Oldies and Goodies
I started this blog back in 2010 by capturing a bunch of stuff that I was saying over and over during my consulting gigs. Most of them have aged pretty well - you’re here already so check them out later and let me know.
This is another of those that I just realized I’ve not actually ever posted. It recently came up at Minnebar20 in a session from Jamie Ryan on risk management via smart small steps - so thanks to her for getting me in action here.
I also feel this more in an age of “AI” coding tools.
Two Hard Problems in Computer Science
So… naming things is hard and I don’t know what to call these two aspects of software development. So let me start with an analogy from art.
Art School
Some art is additive - painting for example - in that the artist keeps adding to an empty canvas.
Some art is subtractive - sculpting is the classic example - in the artist keeps subtracting to get to the finished piece.
In the same sense, I think some parts of coding are “building” and some parts of coding are “engineering”.
No Question (So Many Questions)
In the end, instead of defining these two aspects (I can’t even name them well) - I feel like each aspect has its set of questions.
On the building side, we have:
- What are we building?
- How do we solve this problem / implement this?
- How can we make this better - how to optimize?
- Is this meeting the customer needs?
- Is this getting used?
- Are we doing the right job? (QA - see another old blog post)

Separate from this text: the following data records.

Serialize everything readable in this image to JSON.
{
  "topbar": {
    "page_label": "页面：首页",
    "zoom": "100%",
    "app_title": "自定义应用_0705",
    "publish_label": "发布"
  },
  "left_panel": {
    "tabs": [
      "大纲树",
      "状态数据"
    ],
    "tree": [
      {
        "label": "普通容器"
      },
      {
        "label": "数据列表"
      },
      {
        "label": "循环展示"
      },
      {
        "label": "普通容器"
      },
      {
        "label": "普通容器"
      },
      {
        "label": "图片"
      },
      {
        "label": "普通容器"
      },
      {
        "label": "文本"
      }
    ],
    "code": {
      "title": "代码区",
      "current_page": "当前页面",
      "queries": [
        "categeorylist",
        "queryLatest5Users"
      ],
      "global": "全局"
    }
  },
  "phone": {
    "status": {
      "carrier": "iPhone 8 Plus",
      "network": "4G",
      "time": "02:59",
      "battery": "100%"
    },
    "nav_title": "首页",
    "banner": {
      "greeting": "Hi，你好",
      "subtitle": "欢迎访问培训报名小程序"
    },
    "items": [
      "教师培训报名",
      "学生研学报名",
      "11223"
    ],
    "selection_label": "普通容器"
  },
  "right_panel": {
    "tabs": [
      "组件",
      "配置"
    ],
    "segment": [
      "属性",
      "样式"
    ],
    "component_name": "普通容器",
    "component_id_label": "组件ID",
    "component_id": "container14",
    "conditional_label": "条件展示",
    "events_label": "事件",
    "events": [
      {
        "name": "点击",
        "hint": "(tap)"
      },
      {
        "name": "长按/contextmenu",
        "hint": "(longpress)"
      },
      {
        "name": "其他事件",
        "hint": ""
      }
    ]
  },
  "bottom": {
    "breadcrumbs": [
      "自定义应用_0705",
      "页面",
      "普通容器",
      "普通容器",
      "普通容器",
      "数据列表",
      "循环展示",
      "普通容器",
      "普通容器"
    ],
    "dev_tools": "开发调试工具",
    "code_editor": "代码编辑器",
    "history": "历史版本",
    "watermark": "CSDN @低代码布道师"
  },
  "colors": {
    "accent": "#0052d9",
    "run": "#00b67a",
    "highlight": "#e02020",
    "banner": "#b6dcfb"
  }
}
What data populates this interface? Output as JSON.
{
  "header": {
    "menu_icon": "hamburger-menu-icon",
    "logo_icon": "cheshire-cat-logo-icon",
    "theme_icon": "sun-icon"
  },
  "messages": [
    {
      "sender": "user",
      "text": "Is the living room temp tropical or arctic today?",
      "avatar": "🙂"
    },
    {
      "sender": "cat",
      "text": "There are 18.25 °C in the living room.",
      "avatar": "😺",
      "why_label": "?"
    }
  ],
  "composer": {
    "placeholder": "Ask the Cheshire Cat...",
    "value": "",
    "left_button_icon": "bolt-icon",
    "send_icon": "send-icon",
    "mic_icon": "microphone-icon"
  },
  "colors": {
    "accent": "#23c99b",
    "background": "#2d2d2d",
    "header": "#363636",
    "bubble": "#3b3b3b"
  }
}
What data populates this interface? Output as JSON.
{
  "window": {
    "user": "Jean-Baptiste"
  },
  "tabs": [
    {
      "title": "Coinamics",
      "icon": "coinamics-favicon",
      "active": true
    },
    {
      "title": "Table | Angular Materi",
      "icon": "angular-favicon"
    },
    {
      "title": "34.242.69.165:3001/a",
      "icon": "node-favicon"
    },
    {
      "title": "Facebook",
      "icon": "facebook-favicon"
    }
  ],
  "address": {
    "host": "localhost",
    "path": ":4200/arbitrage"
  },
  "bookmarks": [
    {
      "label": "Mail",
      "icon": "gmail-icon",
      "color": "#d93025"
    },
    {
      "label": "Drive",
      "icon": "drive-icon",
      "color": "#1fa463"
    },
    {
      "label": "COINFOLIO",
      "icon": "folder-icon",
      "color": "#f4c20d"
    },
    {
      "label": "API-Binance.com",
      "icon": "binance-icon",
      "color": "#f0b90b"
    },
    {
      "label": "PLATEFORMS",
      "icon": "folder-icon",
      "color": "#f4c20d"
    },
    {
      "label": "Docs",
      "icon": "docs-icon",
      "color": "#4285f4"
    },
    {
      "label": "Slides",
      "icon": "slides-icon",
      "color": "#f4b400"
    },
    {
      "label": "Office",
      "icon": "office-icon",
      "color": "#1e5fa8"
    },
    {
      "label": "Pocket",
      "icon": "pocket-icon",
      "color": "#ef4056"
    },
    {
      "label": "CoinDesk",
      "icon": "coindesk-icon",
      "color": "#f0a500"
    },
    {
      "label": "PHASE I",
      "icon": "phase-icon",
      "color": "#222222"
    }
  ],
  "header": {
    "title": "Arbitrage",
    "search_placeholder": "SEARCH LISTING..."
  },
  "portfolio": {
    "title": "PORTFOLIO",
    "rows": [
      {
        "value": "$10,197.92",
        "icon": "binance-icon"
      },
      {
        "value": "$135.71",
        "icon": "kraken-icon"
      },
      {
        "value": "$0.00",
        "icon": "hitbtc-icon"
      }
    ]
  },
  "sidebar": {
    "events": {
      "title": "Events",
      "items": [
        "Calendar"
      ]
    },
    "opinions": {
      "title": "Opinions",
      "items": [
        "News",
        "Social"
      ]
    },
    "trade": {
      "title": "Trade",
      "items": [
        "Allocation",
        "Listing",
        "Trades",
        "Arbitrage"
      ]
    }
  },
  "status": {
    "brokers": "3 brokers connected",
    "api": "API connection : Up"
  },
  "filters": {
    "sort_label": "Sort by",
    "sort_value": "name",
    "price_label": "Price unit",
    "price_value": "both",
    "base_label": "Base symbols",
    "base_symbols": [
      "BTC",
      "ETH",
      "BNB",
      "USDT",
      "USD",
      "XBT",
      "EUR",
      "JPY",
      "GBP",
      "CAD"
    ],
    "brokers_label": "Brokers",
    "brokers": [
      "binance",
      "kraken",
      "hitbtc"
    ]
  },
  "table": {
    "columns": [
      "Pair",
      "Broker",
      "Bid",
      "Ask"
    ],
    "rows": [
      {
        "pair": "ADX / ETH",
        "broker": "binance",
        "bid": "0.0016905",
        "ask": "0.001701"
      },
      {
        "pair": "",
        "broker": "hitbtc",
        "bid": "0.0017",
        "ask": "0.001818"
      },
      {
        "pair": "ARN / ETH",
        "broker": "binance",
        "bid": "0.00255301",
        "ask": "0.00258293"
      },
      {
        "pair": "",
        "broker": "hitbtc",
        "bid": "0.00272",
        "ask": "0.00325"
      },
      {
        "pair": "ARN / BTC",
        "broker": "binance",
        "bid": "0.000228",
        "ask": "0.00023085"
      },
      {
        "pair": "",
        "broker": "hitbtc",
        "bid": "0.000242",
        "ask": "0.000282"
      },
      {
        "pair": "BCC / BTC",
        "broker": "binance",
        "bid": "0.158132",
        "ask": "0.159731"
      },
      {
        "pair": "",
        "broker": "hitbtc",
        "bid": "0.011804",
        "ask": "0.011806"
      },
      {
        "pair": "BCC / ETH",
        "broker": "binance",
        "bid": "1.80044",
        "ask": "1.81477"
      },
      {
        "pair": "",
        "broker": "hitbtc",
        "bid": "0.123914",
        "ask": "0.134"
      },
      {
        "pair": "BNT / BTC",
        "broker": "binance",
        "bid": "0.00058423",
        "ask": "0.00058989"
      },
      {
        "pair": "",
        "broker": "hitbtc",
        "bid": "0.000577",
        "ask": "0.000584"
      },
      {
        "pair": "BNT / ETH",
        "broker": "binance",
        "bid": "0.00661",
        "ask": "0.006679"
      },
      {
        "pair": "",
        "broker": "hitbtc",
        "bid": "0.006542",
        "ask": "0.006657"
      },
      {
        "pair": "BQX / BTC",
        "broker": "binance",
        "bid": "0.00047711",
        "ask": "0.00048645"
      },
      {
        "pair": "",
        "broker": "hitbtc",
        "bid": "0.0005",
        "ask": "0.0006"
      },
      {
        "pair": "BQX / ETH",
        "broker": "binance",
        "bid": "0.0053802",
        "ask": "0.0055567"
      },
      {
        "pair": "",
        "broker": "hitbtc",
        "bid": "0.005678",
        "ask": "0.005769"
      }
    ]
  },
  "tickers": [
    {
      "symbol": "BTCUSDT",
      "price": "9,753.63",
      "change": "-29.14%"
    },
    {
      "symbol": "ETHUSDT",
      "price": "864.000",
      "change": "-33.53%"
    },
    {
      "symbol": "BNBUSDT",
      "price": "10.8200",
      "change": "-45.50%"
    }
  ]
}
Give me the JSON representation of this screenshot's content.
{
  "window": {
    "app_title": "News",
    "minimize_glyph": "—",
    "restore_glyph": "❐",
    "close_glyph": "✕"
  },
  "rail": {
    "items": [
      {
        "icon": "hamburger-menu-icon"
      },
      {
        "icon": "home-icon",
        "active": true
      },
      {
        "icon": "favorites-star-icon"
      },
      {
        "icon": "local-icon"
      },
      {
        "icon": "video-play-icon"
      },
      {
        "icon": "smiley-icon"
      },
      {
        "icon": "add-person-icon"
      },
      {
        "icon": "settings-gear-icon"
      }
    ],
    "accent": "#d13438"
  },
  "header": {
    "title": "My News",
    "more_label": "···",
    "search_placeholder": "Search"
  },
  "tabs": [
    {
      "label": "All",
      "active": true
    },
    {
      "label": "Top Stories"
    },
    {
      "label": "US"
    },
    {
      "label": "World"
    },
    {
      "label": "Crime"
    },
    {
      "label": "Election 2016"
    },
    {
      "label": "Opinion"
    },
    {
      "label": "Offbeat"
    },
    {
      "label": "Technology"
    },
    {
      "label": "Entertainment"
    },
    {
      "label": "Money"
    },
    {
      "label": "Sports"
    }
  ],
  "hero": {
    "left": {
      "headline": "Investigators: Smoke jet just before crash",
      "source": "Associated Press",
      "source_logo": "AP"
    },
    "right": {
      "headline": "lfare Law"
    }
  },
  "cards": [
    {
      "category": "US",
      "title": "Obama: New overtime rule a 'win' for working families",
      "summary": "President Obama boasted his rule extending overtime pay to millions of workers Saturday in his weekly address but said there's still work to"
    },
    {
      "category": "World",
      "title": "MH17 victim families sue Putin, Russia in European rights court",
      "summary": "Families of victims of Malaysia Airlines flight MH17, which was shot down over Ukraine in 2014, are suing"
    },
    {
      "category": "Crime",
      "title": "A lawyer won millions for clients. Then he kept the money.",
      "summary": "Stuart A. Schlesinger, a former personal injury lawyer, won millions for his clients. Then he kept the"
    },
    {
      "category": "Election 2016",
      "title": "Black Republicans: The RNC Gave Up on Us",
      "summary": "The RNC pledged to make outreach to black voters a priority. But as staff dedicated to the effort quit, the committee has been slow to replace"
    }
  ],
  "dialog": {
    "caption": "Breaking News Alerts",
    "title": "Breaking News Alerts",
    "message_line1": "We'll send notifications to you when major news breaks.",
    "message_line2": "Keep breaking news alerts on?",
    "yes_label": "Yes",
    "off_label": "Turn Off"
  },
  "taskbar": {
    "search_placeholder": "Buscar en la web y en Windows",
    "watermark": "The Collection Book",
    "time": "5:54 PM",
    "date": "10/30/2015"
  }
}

- How do we teach the system - to users, to developers, to administrators, to installers?
and on the engineering side, we have:
- What could go wrong here?
- What are we missing here?
- What are the risks? How to mitigate those?
- Are we doing the job right? (QC)
- How do we make sure the code is correct? stays correct?
- How do we know the system as a whole works?
- How do we make this secure?
- How do we make this performant?
There are more questions (so many questions) that could go into this. In the end, the building side is the “let’s succeed” side. The engineering side is a “let’s not fail” side.
Perhaps those are the names I was looking for all along.
Which side are you on?
I think everyone has a natural tendency to default to one side or the other - their “strong” side. I know that mine is the “engineering” side. It’s why I’ve been so involved in testing frameworks, I think. But it’s important to grow, in any computing vocation, in both sides. Particularly, for computational biology, moving from developing scripts to developing packages (that others use) is adding to your engineering side.
This also feels like it applies to science in general - at least I see it in biology. And I see my default side come out in the questions I ask when reviewing a biology paper. I’m fortunate enough to have worked with some exceptional biologists that designed sets of experiments on both sides of the key scientific question (how many shRNAs are needed to reliably knock-down a gene? does it depend on transcript lengths?).
The other cross-cutting aspect to this is how you execute those building and engineering skills. That is “the process” to each side - and that there is probably a light-weight vs heavy-weight scale to this (or just recognizing that you add weight as risk and / or team-size go up).
But that might be my “let’s not fail” side speaking.